Когтистая лапища внезапного мороза коснулась лица, оставив иней на бороде и усах — пробрало так, что заслезились глаза. Проморгавшись, цверг оскалился, покачивая внушительным оружием.
Етуны весьма отдаленно напоминали огров, но, пожалуй, Фозза такое сравнение просто оскорбило бы. Людоед-то был живым существом из плоти и крови, а эти...

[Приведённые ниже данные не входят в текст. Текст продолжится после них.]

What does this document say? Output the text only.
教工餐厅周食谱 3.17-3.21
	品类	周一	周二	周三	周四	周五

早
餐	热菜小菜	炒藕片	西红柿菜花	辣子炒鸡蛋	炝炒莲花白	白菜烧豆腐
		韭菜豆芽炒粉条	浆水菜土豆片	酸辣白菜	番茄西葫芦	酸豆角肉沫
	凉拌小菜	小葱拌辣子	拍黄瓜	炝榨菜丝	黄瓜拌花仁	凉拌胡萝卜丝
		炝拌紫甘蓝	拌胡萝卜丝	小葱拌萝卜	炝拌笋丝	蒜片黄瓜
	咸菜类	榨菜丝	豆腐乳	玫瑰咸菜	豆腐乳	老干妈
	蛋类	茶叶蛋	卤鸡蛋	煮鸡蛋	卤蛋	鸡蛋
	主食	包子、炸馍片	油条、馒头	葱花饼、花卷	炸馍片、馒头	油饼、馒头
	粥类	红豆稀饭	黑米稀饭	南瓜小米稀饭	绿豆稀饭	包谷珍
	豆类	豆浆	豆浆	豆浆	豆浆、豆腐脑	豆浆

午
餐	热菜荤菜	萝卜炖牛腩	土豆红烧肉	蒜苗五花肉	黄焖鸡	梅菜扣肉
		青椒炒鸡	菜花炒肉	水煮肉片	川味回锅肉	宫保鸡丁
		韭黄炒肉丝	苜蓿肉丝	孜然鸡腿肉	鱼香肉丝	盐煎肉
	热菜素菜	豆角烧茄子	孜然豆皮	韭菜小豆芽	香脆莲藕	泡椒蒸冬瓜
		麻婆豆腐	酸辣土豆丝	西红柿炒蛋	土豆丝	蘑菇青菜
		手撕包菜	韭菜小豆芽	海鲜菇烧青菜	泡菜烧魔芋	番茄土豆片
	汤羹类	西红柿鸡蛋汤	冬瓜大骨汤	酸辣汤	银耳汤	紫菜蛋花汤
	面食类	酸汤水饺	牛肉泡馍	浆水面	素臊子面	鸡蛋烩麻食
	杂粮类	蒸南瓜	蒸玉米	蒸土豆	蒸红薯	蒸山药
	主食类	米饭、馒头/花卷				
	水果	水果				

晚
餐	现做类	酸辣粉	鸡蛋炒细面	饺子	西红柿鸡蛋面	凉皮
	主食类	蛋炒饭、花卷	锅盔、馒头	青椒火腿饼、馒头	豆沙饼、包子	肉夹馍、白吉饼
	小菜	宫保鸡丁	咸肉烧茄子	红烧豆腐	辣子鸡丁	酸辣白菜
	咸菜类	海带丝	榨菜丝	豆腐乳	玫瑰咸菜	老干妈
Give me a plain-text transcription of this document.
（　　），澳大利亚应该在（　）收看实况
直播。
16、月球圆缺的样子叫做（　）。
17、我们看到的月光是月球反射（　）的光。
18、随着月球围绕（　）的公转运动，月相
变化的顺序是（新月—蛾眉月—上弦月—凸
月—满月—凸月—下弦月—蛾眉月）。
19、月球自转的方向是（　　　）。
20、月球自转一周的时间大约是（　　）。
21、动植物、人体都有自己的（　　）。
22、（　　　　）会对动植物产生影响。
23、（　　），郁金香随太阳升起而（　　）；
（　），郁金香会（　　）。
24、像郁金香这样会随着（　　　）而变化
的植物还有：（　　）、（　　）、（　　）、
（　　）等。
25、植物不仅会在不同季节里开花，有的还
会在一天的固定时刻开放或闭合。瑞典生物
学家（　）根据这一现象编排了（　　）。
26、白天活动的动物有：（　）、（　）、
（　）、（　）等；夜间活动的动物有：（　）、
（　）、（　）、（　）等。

Творения Тьмы — изначальной, стихийной, не прирученной Горгонадцем — и Хлада, не признающей ничего живого силы дальнего севера и вечных снегов. Древние твари, что застряли на Королевском хребте после отступления последнего ледникового периода, были одержимы лишь одной целью.: убивать, сражаясь с нутряным теплом живых тварей.
Рунная секира с треском врубилась в грудину ближайшего етуна. Чудовище совсем по-человечьи всхлипнула, а после тонко и визгливо завыла, облапила торчащее из тела лезвие.
Металл покрылся узором ледяной изморози, онемели, потеряв чувствительность пальцы. Шмиттельварденгроу хватки не ослабил, сжал зубы и выдавил сквозь них слова .
Чернота проскользнула тенями в бороздах «бородатых» рун и впилась в льдистую плоть. Вгрызлась глубже. Голубая, полупрозрачная кровь, сочащаяся из раны, потемнела, зашипела. Паутина черных жил прошила грубо вылепленную физиономию. Глаза вздулись, словно два чернильных шарика, и лопнули — черная зловонная жижа потекла на быстро тающий бледный мех густых бакенбардов, окаймлявших морду твари.
Цверг выдернул секиру и сломанный етун повалился в снег. Еще мгновение — и чудовище почти ничем от него не отличалось, превратившись в рыхлую белую кучу ледяных кристаллов.
Джалад голыми руками зачерпнул огня, словно набрал в горсти воды. Или, что вернее, мягкую глину, которую он мигом начал катать между ладонями, вылепливая плюющийся искрами шарик.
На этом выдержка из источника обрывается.